Father Louis Zake, now retired, remembered Bishop Conway as the “people person, who respected everyone and had time and a smile for you, no matter how busy he was.” And in a world rife with the latest gossip, Zake could say about his classmate, “He never said a bad word about anyone.”

For Father John W. Roller, recently retired pastor of St. Thomas Becket Parish, Bishop Conway was “a fun person with a great sense of humor, who enjoyed a good laugh.” He had, said Roller, “an invisible strength that people drew from.”

Another close friend was Father William Welsch, recently retired from St. Lambert Parish in Skokie. He recalled enjoyable lunches, “talking shop.” And when Bishop Conway’s appetite diminished due to his illness, Welsch said, “He still made it up to Skokie for lunch at his favorite sandwich shop” with his old friend.

Father Dan Coughlin, now chaplain to the U.S. House of Representatives, said that a few years ago, when he was about to become the first priest in that post, it meant catching a quick flight to Washington and just having time to call his mother and Cardinal George. Although Coughlin’s arrival back in Chicago was not announced, “Ed Conway made it his business to find out, and he was at the airport to meet me. I’ll never forget that.”

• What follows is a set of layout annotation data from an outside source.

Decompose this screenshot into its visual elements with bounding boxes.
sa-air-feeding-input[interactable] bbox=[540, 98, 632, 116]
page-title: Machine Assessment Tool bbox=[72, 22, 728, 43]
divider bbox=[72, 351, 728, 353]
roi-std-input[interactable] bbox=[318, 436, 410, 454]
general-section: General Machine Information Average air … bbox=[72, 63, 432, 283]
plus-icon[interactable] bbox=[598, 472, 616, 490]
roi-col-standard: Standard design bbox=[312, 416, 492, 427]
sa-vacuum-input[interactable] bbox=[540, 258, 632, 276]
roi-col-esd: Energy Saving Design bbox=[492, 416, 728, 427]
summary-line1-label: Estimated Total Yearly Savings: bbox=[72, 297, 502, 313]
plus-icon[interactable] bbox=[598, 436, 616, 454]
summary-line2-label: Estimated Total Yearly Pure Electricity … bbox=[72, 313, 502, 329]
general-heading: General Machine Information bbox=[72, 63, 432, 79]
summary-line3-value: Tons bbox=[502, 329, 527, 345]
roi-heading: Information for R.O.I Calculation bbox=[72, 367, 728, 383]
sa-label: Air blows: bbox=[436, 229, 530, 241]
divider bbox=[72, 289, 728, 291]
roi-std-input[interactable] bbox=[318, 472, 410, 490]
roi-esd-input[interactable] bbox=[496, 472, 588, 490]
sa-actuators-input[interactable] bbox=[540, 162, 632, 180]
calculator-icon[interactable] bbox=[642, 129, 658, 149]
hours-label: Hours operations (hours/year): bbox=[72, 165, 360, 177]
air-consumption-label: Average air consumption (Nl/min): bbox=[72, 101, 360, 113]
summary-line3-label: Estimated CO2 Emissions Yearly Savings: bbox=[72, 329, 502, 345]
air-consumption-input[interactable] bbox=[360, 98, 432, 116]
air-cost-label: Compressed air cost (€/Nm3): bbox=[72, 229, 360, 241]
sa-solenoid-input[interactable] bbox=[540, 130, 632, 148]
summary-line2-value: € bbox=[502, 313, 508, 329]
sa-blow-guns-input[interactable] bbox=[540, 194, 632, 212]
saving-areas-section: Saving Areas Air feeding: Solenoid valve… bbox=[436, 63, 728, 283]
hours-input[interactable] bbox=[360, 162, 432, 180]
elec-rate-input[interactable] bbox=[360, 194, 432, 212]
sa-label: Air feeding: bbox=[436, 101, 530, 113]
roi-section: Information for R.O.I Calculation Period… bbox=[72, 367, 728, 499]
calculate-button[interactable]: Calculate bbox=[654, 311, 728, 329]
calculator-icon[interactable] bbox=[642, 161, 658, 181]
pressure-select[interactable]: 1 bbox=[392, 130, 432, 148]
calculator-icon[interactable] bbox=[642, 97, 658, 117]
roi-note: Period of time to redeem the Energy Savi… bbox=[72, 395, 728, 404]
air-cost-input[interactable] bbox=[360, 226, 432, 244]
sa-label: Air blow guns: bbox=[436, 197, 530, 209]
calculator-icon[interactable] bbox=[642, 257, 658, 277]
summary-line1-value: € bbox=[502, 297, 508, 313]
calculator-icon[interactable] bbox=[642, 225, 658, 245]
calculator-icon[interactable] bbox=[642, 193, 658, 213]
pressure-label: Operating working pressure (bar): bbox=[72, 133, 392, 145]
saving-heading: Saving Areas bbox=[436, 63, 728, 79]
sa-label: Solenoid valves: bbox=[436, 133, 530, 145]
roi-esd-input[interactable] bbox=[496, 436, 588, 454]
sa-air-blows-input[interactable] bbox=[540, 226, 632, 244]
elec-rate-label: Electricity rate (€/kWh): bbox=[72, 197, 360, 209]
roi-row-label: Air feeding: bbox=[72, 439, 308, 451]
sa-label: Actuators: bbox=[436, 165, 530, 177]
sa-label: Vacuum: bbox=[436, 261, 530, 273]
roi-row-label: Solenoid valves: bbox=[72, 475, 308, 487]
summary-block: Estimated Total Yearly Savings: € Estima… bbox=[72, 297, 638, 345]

Bishop Timothy Lyne, at Bishop Conway’s request, was to officiate at the Aug. 12 wake service. He recalled Bishop Conway’s ability to bring people together, and said “He was a man of compassion and good judgement.” He also paid tribute to him as an administrator, “He was wonderful at summing up things and moving meetings along, with a unique ability to be firm yet kind. He is going to be missed.”